As a proponent of emotional intelligence, I’m often asked to explain this complex and sometimes-elusive concept. Simplifying emotional intelligence is a challenge, to be sure, but it helps to point out that self-awareness is the cornerstone of emotional intelligence. This is a deceptively simple explanation — in truth, the complexities underlying self-awareness are equally vast.
- Psychological studies show that most of us believe ourselves to be above average in most skill sets. We believe we perform better, are better predictors of success, and are better at deciphering the truth, when compared with others. Clearly, we can’t all be right!
- We will go to amazing lengths to protect our egos.
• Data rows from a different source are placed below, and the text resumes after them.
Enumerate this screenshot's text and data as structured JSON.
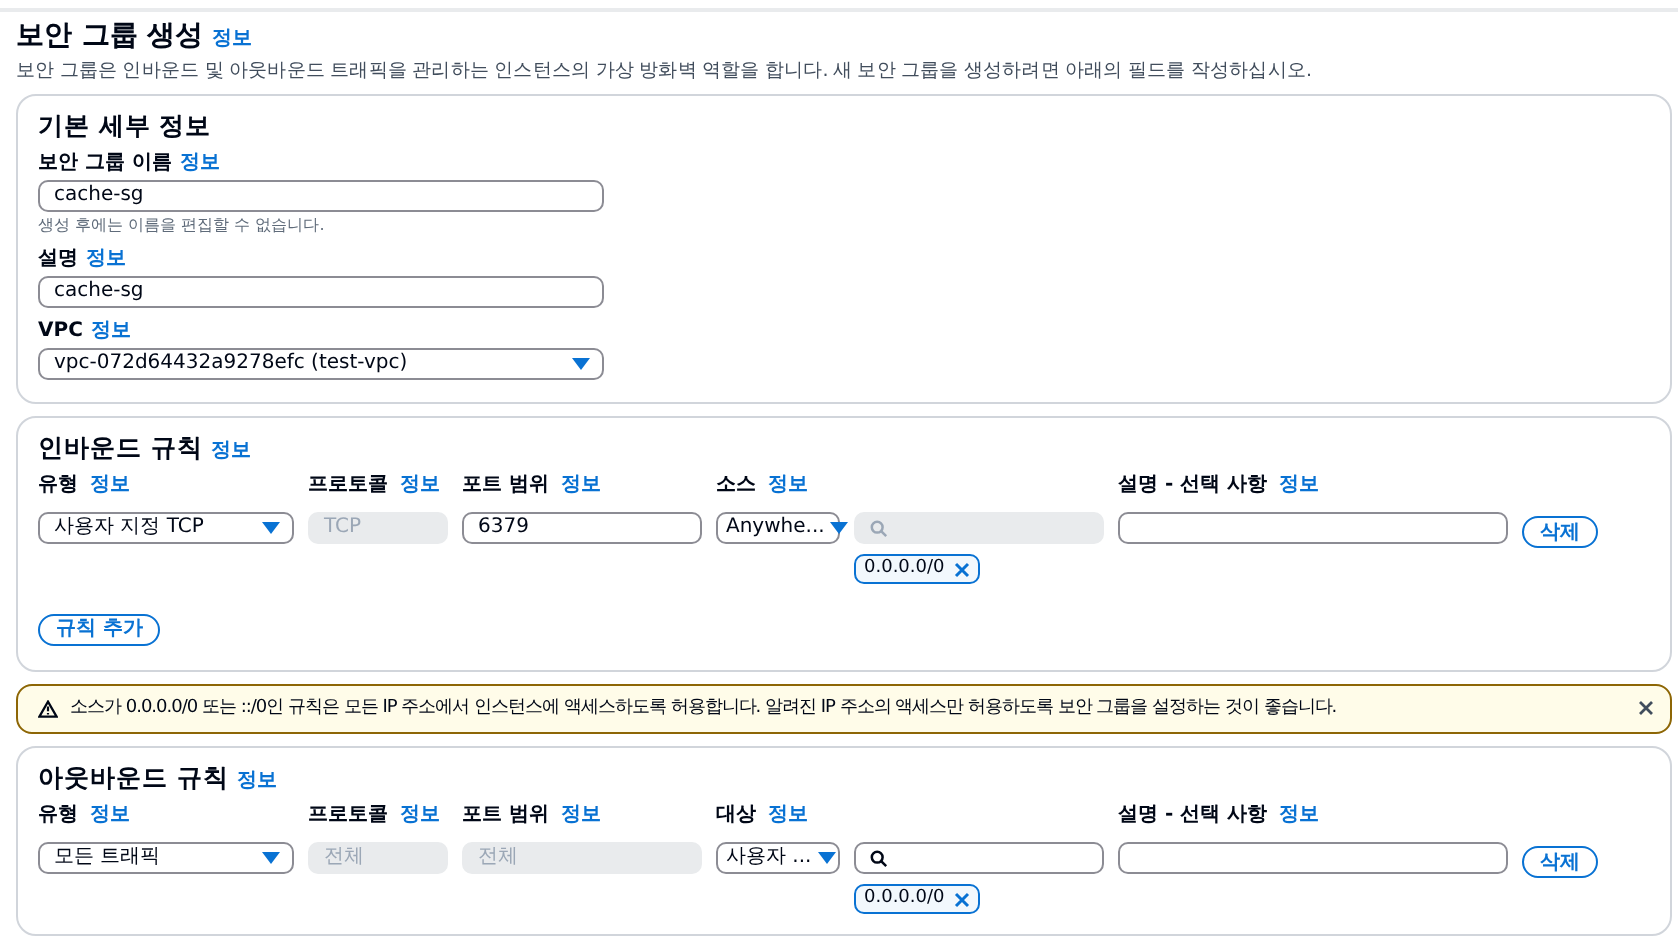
{
  "header": {
    "title": "보안 그룹 생성",
    "info": "정보",
    "description": "보안 그룹은 인바운드 및 아웃바운드 트래픽을 관리하는 인스턴스의 가상 방화벽 역할을 합니다. 새 보안 그룹을 생성하려면 아래의 필드를 작성하십시오."
  },
  "basic_details": {
    "heading": "기본 세부 정보",
    "fields": [
      {
        "kind": "text",
        "label": "보안 그룹 이름",
        "info": "정보",
        "value": "cache-sg",
        "hint": "생성 후에는 이름을 편집할 수 없습니다."
      },
      {
        "kind": "text",
        "label": "설명",
        "info": "정보",
        "value": "cache-sg"
      },
      {
        "kind": "select",
        "label": "VPC",
        "info": "정보",
        "value": "vpc-072d64432a9278efc (test-vpc)"
      }
    ]
  },
  "inbound_rules": {
    "heading": "인바운드 규칙",
    "info": "정보",
    "columns": [
      {
        "label": "유형",
        "info": "정보"
      },
      {
        "label": "프로토콜",
        "info": "정보"
      },
      {
        "label": "포트 범위",
        "info": "정보"
      },
      {
        "label": "소스",
        "info": "정보"
      },
      {
        "label": "설명 - 선택 사항",
        "info": "정보"
      }
    ],
    "rows": [
      {
        "type": "사용자 지정 TCP",
        "protocol": "TCP",
        "protocol_disabled": true,
        "port": "6379",
        "port_disabled": false,
        "target": "Anywhe...",
        "search_disabled": true,
        "chips": [
          "0.0.0.0/0"
        ],
        "delete": "삭제"
      }
    ],
    "add_button": "규칙 추가"
  },
  "alert": {
    "text": "소스가 0.0.0.0/0 또는 ::/0인 규칙은 모든 IP 주소에서 인스턴스에 액세스하도록 허용합니다. 알려진 IP 주소의 액세스만 허용하도록 보안 그룹을 설정하는 것이 좋습니다."
  },
  "outbound_rules": {
    "heading": "아웃바운드 규칙",
    "info": "정보",
    "columns": [
      {
        "label": "유형",
        "info": "정보"
      },
      {
        "label": "프로토콜",
        "info": "정보"
      },
      {
        "label": "포트 범위",
        "info": "정보"
      },
      {
        "label": "대상",
        "info": "정보"
      },
      {
        "label": "설명 - 선택 사항",
        "info": "정보"
      }
    ],
    "rows": [
      {
        "type": "모든 트래픽",
        "protocol": "전체",
        "protocol_disabled": true,
        "port": "전체",
        "port_disabled": true,
        "target": "사용자 ...",
        "search_disabled": false,
        "chips": [
          "0.0.0.0/0"
        ],
        "delete": "삭제"
      }
    ]
  }
}
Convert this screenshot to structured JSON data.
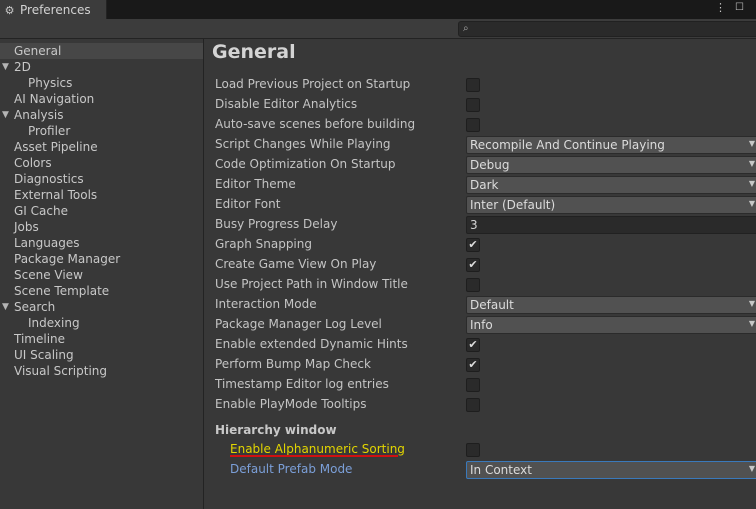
{
  "window": {
    "tab_title": "Preferences",
    "tab_icon": "gear-icon",
    "menu_icon": "kebab-menu-icon",
    "maximize_icon": "maximize-icon"
  },
  "search": {
    "placeholder": "",
    "icon": "search-icon"
  },
  "sidebar": {
    "items": [
      {
        "label": "General",
        "selected": true
      },
      {
        "label": "2D",
        "expandable": true
      },
      {
        "label": "Physics",
        "child": true
      },
      {
        "label": "AI Navigation"
      },
      {
        "label": "Analysis",
        "expandable": true
      },
      {
        "label": "Profiler",
        "child": true
      },
      {
        "label": "Asset Pipeline"
      },
      {
        "label": "Colors"
      },
      {
        "label": "Diagnostics"
      },
      {
        "label": "External Tools"
      },
      {
        "label": "GI Cache"
      },
      {
        "label": "Jobs"
      },
      {
        "label": "Languages"
      },
      {
        "label": "Package Manager"
      },
      {
        "label": "Scene View"
      },
      {
        "label": "Scene Template"
      },
      {
        "label": "Search",
        "expandable": true
      },
      {
        "label": "Indexing",
        "child": true
      },
      {
        "label": "Timeline"
      },
      {
        "label": "UI Scaling"
      },
      {
        "label": "Visual Scripting"
      }
    ]
  },
  "main": {
    "title": "General",
    "settings": [
      {
        "label": "Load Previous Project on Startup",
        "type": "checkbox",
        "checked": false
      },
      {
        "label": "Disable Editor Analytics",
        "type": "checkbox",
        "checked": false
      },
      {
        "label": "Auto-save scenes before building",
        "type": "checkbox",
        "checked": false
      },
      {
        "label": "Script Changes While Playing",
        "type": "dropdown",
        "value": "Recompile And Continue Playing"
      },
      {
        "label": "Code Optimization On Startup",
        "type": "dropdown",
        "value": "Debug"
      },
      {
        "label": "Editor Theme",
        "type": "dropdown",
        "value": "Dark"
      },
      {
        "label": "Editor Font",
        "type": "dropdown",
        "value": "Inter (Default)"
      },
      {
        "label": "Busy Progress Delay",
        "type": "number",
        "value": "3"
      },
      {
        "label": "Graph Snapping",
        "type": "checkbox",
        "checked": true
      },
      {
        "label": "Create Game View On Play",
        "type": "checkbox",
        "checked": true
      },
      {
        "label": "Use Project Path in Window Title",
        "type": "checkbox",
        "checked": false
      },
      {
        "label": "Interaction Mode",
        "type": "dropdown",
        "value": "Default"
      },
      {
        "label": "Package Manager Log Level",
        "type": "dropdown",
        "value": "Info"
      },
      {
        "label": "Enable extended Dynamic Hints",
        "type": "checkbox",
        "checked": true
      },
      {
        "label": "Perform Bump Map Check",
        "type": "checkbox",
        "checked": true
      },
      {
        "label": "Timestamp Editor log entries",
        "type": "checkbox",
        "checked": false
      },
      {
        "label": "Enable PlayMode Tooltips",
        "type": "checkbox",
        "checked": false
      }
    ],
    "hierarchy": {
      "section_title": "Hierarchy window",
      "settings": [
        {
          "label": "Enable Alphanumeric Sorting",
          "type": "checkbox",
          "checked": false,
          "highlight": "yellow"
        },
        {
          "label": "Default Prefab Mode",
          "type": "dropdown",
          "value": "In Context",
          "highlight": "blue"
        }
      ]
    }
  },
  "colors": {
    "background": "#383838",
    "selected": "#474747",
    "highlight_yellow": "#e2d500",
    "highlight_blue": "#7b9fd8",
    "annotation_red": "#d01010",
    "focus_blue": "#3a79bb"
  }
}
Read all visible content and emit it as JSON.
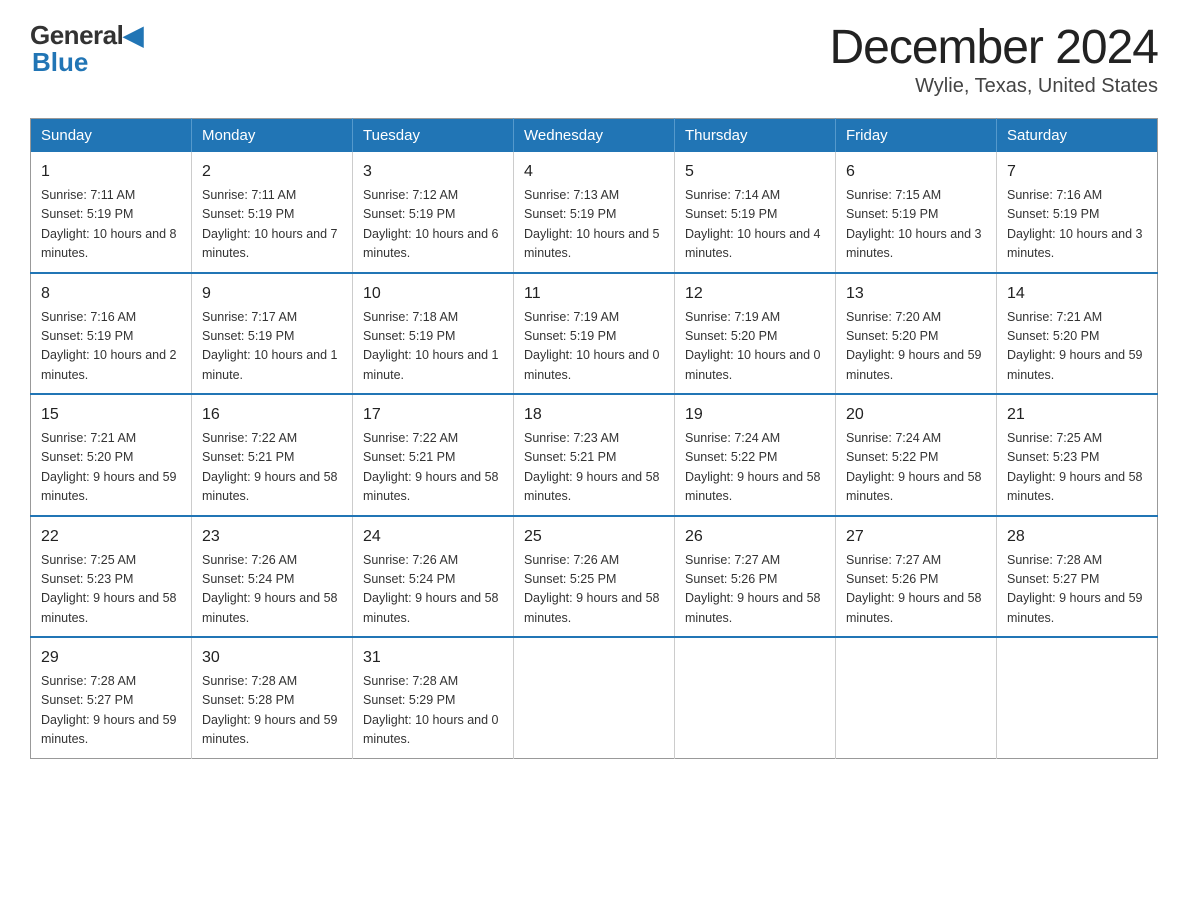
{
  "header": {
    "logo": {
      "general": "General",
      "blue": "Blue",
      "subtitle": "Blue"
    },
    "title": "December 2024",
    "location": "Wylie, Texas, United States"
  },
  "calendar": {
    "days_of_week": [
      "Sunday",
      "Monday",
      "Tuesday",
      "Wednesday",
      "Thursday",
      "Friday",
      "Saturday"
    ],
    "weeks": [
      [
        {
          "day": "1",
          "sunrise": "7:11 AM",
          "sunset": "5:19 PM",
          "daylight": "10 hours and 8 minutes."
        },
        {
          "day": "2",
          "sunrise": "7:11 AM",
          "sunset": "5:19 PM",
          "daylight": "10 hours and 7 minutes."
        },
        {
          "day": "3",
          "sunrise": "7:12 AM",
          "sunset": "5:19 PM",
          "daylight": "10 hours and 6 minutes."
        },
        {
          "day": "4",
          "sunrise": "7:13 AM",
          "sunset": "5:19 PM",
          "daylight": "10 hours and 5 minutes."
        },
        {
          "day": "5",
          "sunrise": "7:14 AM",
          "sunset": "5:19 PM",
          "daylight": "10 hours and 4 minutes."
        },
        {
          "day": "6",
          "sunrise": "7:15 AM",
          "sunset": "5:19 PM",
          "daylight": "10 hours and 3 minutes."
        },
        {
          "day": "7",
          "sunrise": "7:16 AM",
          "sunset": "5:19 PM",
          "daylight": "10 hours and 3 minutes."
        }
      ],
      [
        {
          "day": "8",
          "sunrise": "7:16 AM",
          "sunset": "5:19 PM",
          "daylight": "10 hours and 2 minutes."
        },
        {
          "day": "9",
          "sunrise": "7:17 AM",
          "sunset": "5:19 PM",
          "daylight": "10 hours and 1 minute."
        },
        {
          "day": "10",
          "sunrise": "7:18 AM",
          "sunset": "5:19 PM",
          "daylight": "10 hours and 1 minute."
        },
        {
          "day": "11",
          "sunrise": "7:19 AM",
          "sunset": "5:19 PM",
          "daylight": "10 hours and 0 minutes."
        },
        {
          "day": "12",
          "sunrise": "7:19 AM",
          "sunset": "5:20 PM",
          "daylight": "10 hours and 0 minutes."
        },
        {
          "day": "13",
          "sunrise": "7:20 AM",
          "sunset": "5:20 PM",
          "daylight": "9 hours and 59 minutes."
        },
        {
          "day": "14",
          "sunrise": "7:21 AM",
          "sunset": "5:20 PM",
          "daylight": "9 hours and 59 minutes."
        }
      ],
      [
        {
          "day": "15",
          "sunrise": "7:21 AM",
          "sunset": "5:20 PM",
          "daylight": "9 hours and 59 minutes."
        },
        {
          "day": "16",
          "sunrise": "7:22 AM",
          "sunset": "5:21 PM",
          "daylight": "9 hours and 58 minutes."
        },
        {
          "day": "17",
          "sunrise": "7:22 AM",
          "sunset": "5:21 PM",
          "daylight": "9 hours and 58 minutes."
        },
        {
          "day": "18",
          "sunrise": "7:23 AM",
          "sunset": "5:21 PM",
          "daylight": "9 hours and 58 minutes."
        },
        {
          "day": "19",
          "sunrise": "7:24 AM",
          "sunset": "5:22 PM",
          "daylight": "9 hours and 58 minutes."
        },
        {
          "day": "20",
          "sunrise": "7:24 AM",
          "sunset": "5:22 PM",
          "daylight": "9 hours and 58 minutes."
        },
        {
          "day": "21",
          "sunrise": "7:25 AM",
          "sunset": "5:23 PM",
          "daylight": "9 hours and 58 minutes."
        }
      ],
      [
        {
          "day": "22",
          "sunrise": "7:25 AM",
          "sunset": "5:23 PM",
          "daylight": "9 hours and 58 minutes."
        },
        {
          "day": "23",
          "sunrise": "7:26 AM",
          "sunset": "5:24 PM",
          "daylight": "9 hours and 58 minutes."
        },
        {
          "day": "24",
          "sunrise": "7:26 AM",
          "sunset": "5:24 PM",
          "daylight": "9 hours and 58 minutes."
        },
        {
          "day": "25",
          "sunrise": "7:26 AM",
          "sunset": "5:25 PM",
          "daylight": "9 hours and 58 minutes."
        },
        {
          "day": "26",
          "sunrise": "7:27 AM",
          "sunset": "5:26 PM",
          "daylight": "9 hours and 58 minutes."
        },
        {
          "day": "27",
          "sunrise": "7:27 AM",
          "sunset": "5:26 PM",
          "daylight": "9 hours and 58 minutes."
        },
        {
          "day": "28",
          "sunrise": "7:28 AM",
          "sunset": "5:27 PM",
          "daylight": "9 hours and 59 minutes."
        }
      ],
      [
        {
          "day": "29",
          "sunrise": "7:28 AM",
          "sunset": "5:27 PM",
          "daylight": "9 hours and 59 minutes."
        },
        {
          "day": "30",
          "sunrise": "7:28 AM",
          "sunset": "5:28 PM",
          "daylight": "9 hours and 59 minutes."
        },
        {
          "day": "31",
          "sunrise": "7:28 AM",
          "sunset": "5:29 PM",
          "daylight": "10 hours and 0 minutes."
        },
        null,
        null,
        null,
        null
      ]
    ]
  }
}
This “it’s them, not me” phenomenon is what Cordelia Fine, a psychologist at the Australian National University, calls our “vain brain.”
- We misinterpret our success as being a direct result of our behaviors — not something we’ve accomplished in spite of certain less-than-ideal traits.
- And finally, the truth hurts, as a recent HBR article entitled “Non-Conscious Leadership” points out:
1. Confronting our own nonconscious processes is painful and difficult. We keep things in our unconscious mind for a reason, and those reasons usually aren’t pretty.
2. Given the high price of genuine self-knowledge, the benefits don’t seem substantial enough to warrant the pain.
Given these challenges, how can we develop self-awareness and use that improved emotional intelligence to grow and improve as leaders?
- Look in the mirror — challenge your own assumptions about your strengths and weaknesses. Have you carried your strengths too far and twisted them into a negative? Ask yourself these questions: What should I stop doing, start doing, keep doing?
- Seek objective feedback — others’ perspectives, not just your own. Seek it from those who report to you, those you report to, your colleagues, and a mentor or coach when possible. This can be formal or informal feedback. None of us likes to learn about our inadequacies or blind spots, but self-aware leaders see it as a gift, something they can use to learn and grow. “The day soldiers stop bringing you their problems is the day you have stopped leading them,” says Colin Powell. “They have either lost confidence that you can help them or concluded that you do not care.”
- Do something with what you learn — it’s one thing to discover some hidden truths; it’s another to actually act on them. Unlike learning data, our ability to change habits and behaviors takes a conscious and dedicated effort. This is why many would rather go about their merry way than spend the time and energy it takes to truly self-develop.
- Conduct your own Progress Report — periodically ask others to give you feedback on your progress or, perhaps, lack thereof. What do they see that is working, not working, or even counterproductive to your new behaviors?
Having the spine and self-confidence to accept and even seek out feedback is hard. But your determination to be a better performer, leader or coach will far outweigh the short-term discomfort associated with confronting these hurdles.
And if you’re successful thus far, just imagine how much more successful you can be if you challenge yourself and your assumptions, and seek to understand how others perceive you.
Being an entrepreneur myself and looking at the people on my team through a “how can I help them develop emotional intelligence” lens… it seems to me like very few people are willing to put in the effort to build this skill. And after looking at the research, I hope that the people who read blog posts like this are parents who’d kids will one day enter the work force.
I think they hold more power then the individual when it comes to influencing a person’s EQ.
Do you see many people actually changing their EQ?